Carol came to see me here at Beauty from Ashes, in desperate distress. She lost 11 stone but put it on again, and had to have surgery. But the pain of all those years didn’t disappear with the surgery; so she came back here to find her real self through prayer and counselling. She trained as a counsellor and went to Bible college, and now works with me. But her husband, John, now has stage-four cancer. Everything is uncertain. . .
All this place and everything we do is in the Lord’s hands. You only have the Lord to trust, don’t you? It’s been a tough one, this. It’s a horrid thing –— a puzzle. But, having said that, John has always been a very quiet man who felt he had nothing to offer God at all. Yet, since the diagnosis, it seems as if God has been pouring healing into his life for hurts going right back to babyhood. Papa John’s Facebook page has been seen by thousands of people now, and people are being blessed through what he is and does. It’s part of the mystery.
I was brought up in a Christian conference centre, Hildenborough Hall, which was run by my parents. I think both my brother and I have no other desire than to introduce people to Jesus, which was what our parents told us was the most satisfying thing to do when we were growing up. There was great richness there; for we met people like Gladys Aylward, Billy Graham, generals of the Salvation Army, bishops — it was a great privilege.
But there were drawbacks, because everyone wanted to take photographs of the two Rees children, and my brother and I would run away and hide. It created a life-long fear of cameras in me. The other day, I had to have my photo taken in a group of people, with the last Archbishop of Canterbury. He turned to me and said: “One good thing about heaven — there’ll be no cameras!”
My mother was the person who taught me to pray. My first experience of God was sitting in my mother’s bed, listening to her praying and reading her Bible, and realising it was the best part of her day and the most satisfying relationship she had. She told me the most important thing I could ever do was to know God as a friend. I hope my friendship with God has deepened over the years, but some of my dark valleys have made it hard to keep hold of his hand.
My favourite sound is the birds’ dawn chorus.
The Practice of the Presence of God by Brother Lawrence and The Shack by Bill Young are my favourite books. Elizabeth Goudge is my very favourite writer: she’s probably shaped me more than any other writer. Her writing about children — I’ve recently re-read The Scent of Water — is exquisite. And her writing about mental illness: very beautifully done. Maybe we like to read about people who feel the same way about life as we do?
Hidden behind my counsellor’s face, I am always furiously angry whenever I listen to someone who was abused as a child.

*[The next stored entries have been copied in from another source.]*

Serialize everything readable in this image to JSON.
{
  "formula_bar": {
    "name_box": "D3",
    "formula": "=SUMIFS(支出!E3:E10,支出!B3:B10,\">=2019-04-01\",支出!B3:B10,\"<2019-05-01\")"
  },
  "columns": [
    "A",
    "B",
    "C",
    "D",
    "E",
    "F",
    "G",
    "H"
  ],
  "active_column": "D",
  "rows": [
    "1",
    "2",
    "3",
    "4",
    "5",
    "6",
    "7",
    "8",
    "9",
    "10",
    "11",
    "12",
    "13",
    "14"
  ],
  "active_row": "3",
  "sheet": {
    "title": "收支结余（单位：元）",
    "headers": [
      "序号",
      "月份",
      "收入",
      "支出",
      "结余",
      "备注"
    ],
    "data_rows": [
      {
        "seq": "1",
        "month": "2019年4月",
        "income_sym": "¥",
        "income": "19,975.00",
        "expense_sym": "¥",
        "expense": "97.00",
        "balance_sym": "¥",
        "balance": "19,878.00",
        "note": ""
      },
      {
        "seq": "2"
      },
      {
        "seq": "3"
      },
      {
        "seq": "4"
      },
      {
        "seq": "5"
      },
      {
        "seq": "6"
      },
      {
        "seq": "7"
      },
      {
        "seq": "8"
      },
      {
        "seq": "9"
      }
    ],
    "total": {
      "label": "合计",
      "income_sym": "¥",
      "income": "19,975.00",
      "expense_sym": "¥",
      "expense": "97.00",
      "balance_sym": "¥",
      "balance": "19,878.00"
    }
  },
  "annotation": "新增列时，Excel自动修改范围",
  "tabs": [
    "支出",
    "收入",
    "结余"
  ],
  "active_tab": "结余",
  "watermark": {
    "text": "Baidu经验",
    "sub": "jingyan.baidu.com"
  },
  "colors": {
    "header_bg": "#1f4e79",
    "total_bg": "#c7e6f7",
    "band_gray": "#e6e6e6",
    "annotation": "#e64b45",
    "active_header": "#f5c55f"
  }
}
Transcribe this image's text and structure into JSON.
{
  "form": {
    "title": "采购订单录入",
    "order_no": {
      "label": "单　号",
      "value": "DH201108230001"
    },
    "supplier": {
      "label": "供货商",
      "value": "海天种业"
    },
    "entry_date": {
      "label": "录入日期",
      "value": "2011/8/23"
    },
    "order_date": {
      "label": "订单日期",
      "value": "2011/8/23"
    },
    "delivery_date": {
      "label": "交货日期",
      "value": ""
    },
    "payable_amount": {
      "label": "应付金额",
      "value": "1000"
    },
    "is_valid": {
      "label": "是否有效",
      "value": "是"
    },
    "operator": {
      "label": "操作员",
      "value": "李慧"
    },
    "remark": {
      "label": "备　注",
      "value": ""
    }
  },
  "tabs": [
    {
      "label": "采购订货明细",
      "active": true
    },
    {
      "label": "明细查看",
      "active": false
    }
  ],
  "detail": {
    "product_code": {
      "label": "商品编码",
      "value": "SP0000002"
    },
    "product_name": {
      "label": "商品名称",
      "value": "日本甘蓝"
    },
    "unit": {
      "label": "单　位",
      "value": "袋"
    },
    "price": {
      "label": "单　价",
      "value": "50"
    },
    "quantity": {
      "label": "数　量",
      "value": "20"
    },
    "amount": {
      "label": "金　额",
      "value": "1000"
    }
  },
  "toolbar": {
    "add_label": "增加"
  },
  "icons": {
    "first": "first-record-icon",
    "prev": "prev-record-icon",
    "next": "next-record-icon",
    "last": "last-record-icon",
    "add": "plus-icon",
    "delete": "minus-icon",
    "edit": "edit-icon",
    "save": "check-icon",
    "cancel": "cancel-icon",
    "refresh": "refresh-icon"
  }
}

Maybe it did help to grow up with 200 people in the house. Maybe having only 60 now doesn’t seem so hard. Well, I’m very blessed to wake up early in the morning, when I can sit in my rocking chair, and be with the Lord. In the evenings, I go in the garden, and water and talk to my plants. That’s what does it for me.
I’m not sure about retiring. Mostly what I do is sitting down and listening and praying; so I think I will go on as long as I can. I won’t make any plans till the Lord makes them for me. I’m going to write two more books for Lion Hudson, and hope to finish them in August. I’m always trying to write something: it’s in my blood, and I can’t seem to stop.
If I was locked in a church for a few hours, I’d choose to be with the Apostle John or Mary of Bethany.
Jennifer Larcombe was talking to Terence Handley MacMath.
God Moments and God Moments for Dark Days are published by Monarch/Lion Hudson.